Hammad Azhar didn’t really need to become finance minister to understand how little there is to choose from when it comes to toggling the economy. And now that he has settled into his new job, for all intents and purposes, he would have found out just how unpopular some of this government’s decisions have been with the people and how there is a need to take yet more difficult ones just to keep the bailout programme from collapsing again. It’s not that we, as a country, have not seen such times before. It’s just that now the point has come when the economy can no longer keep up with this recurring habit of instituting reforms that never work and setting targets that are never achieved. The need of the hour, as PBC very rightly said, is to take the first steps in the long processes that will ultimately deliver what is really needed. Meantime, authorities must very seriously consider retaining some measures that were taken to see the economy through the lockdown, especially by the State Bank of Pakistan (SBP), for at least another two years.

The Temporary Economic Refinance Facility (TERF), for example, which led to a Rs400 billion investment in plant and machinery and an almost Rs300 billion investment in land and industrial buildings, worked very nicely but lapsed in March.
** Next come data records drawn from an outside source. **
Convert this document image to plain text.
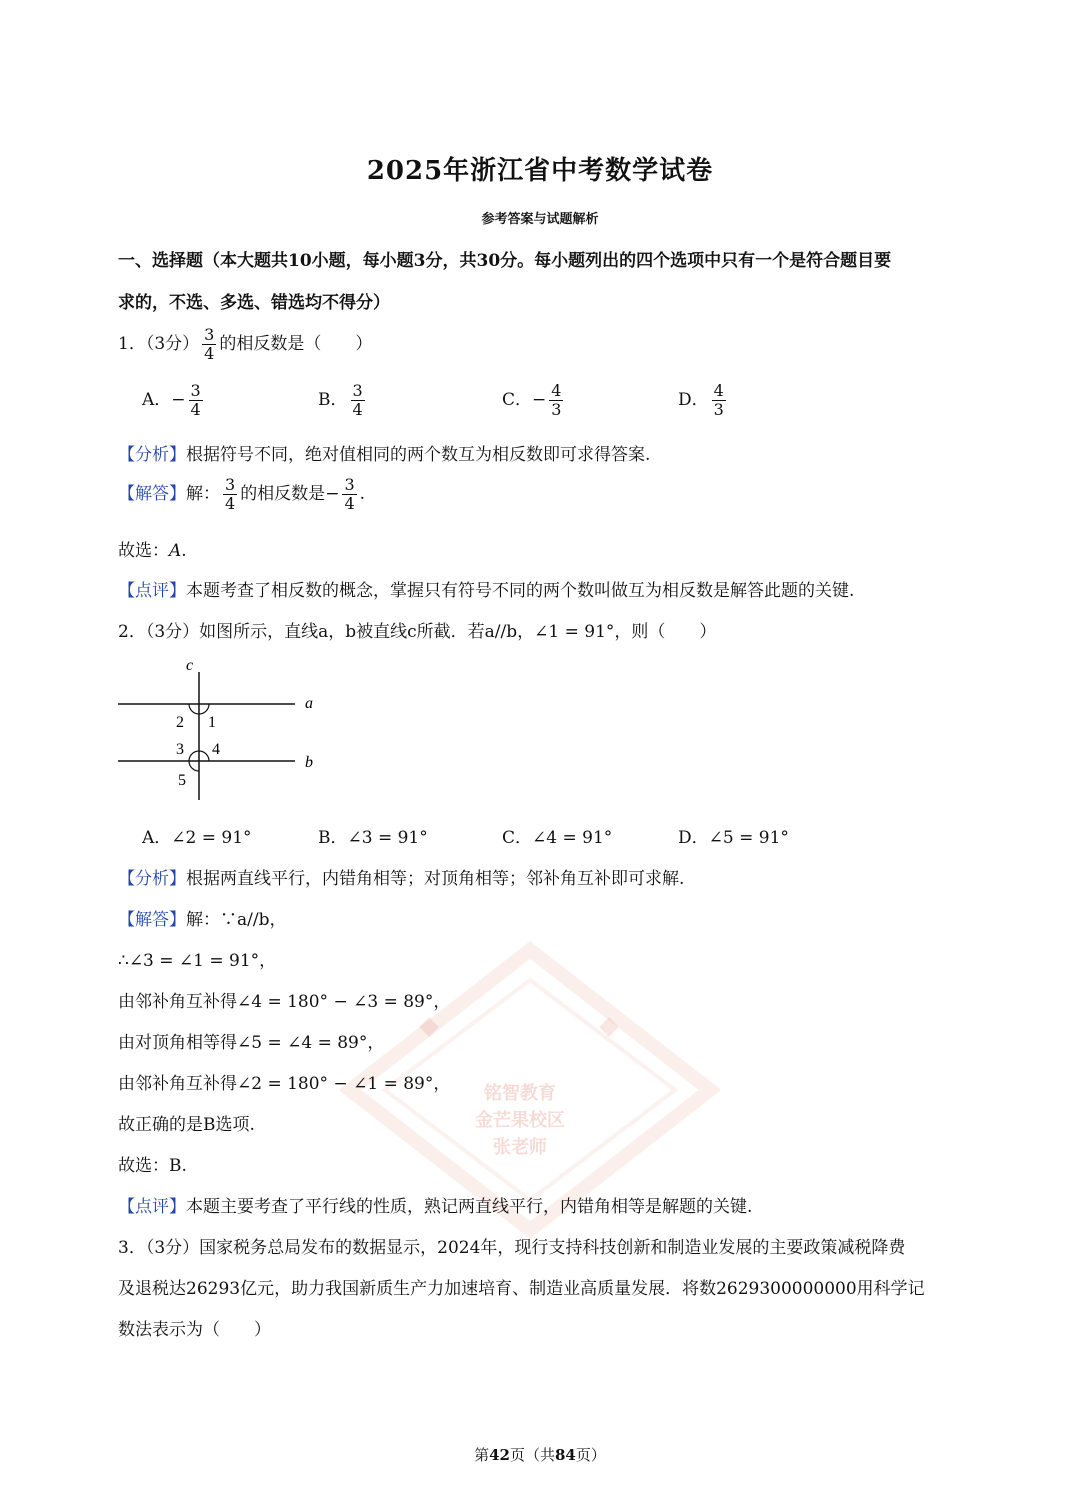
铭智教育
金芒果校区
张老师
2025年浙江省中考数学试卷
参考答案与试题解析
一、选择题（本大题共10小题，每小题3分，共30分。每小题列出的四个选项中只有一个是符合题目要
求的，不选、多选、错选均不得分）
1．（3分） $\frac{3}{4}$ 的相反数是（　　）
A．− $\frac{3}{4}$	B． $\frac{3}{4}$	C．− $\frac{4}{3}$	D． $\frac{4}{3}$
【分析】根据符号不同，绝对值相同的两个数互为相反数即可求得答案.
【解答】解： $\frac{3}{4}$ 的相反数是− $\frac{3}{4}$ .
故选：A.
【点评】本题考查了相反数的概念，掌握只有符号不同的两个数叫做互为相反数是解答此题的关键.
2．（3分）如图所示，直线a，b被直线c所截．若a//b，∠1 = 91°，则（　　）
c
a
b
2 1
3 4
5
A．∠2 = 91°	B．∠3 = 91°	C．∠4 = 91°	D．∠5 = 91°
【分析】根据两直线平行，内错角相等；对顶角相等；邻补角互补即可求解.
【解答】解：∵a//b，
∴∠3 = ∠1 = 91°，
由邻补角互补得∠4 = 180° − ∠3 = 89°，
由对顶角相等得∠5 = ∠4 = 89°，
由邻补角互补得∠2 = 180° − ∠1 = 89°，
故正确的是B选项.
故选：B.
【点评】本题主要考查了平行线的性质，熟记两直线平行，内错角相等是解题的关键.
3．（3分）国家税务总局发布的数据显示，2024年，现行支持科技创新和制造业发展的主要政策减税降费
及退税达26293亿元，助力我国新质生产力加速培育、制造业高质量发展．将数2629300000000用科学记
数法表示为（　　）
第42页（共84页）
Such steps stimulated the production drive that drove up employment and helped the economy weather the Covid storm, and there is every reason to extend them. Other measures, too, such as concessional loans to businesses to prevent retrenchment till the worst of the pandemic is over, should also be strengthened and reintroduced. Such measures can provide support in the near term while the government goes about the long-term work involving targeted, deliverable reforms and expanding the tax base. But the government will have to have a very clear priority list; something that at least the finance ministry hasn’t really had for the last few years. Therefore, any advice that comes from groups and sectors that create jobs and push the economy forward should be given the attention it deserves, and there was much in PBC’s letter to take very seriously.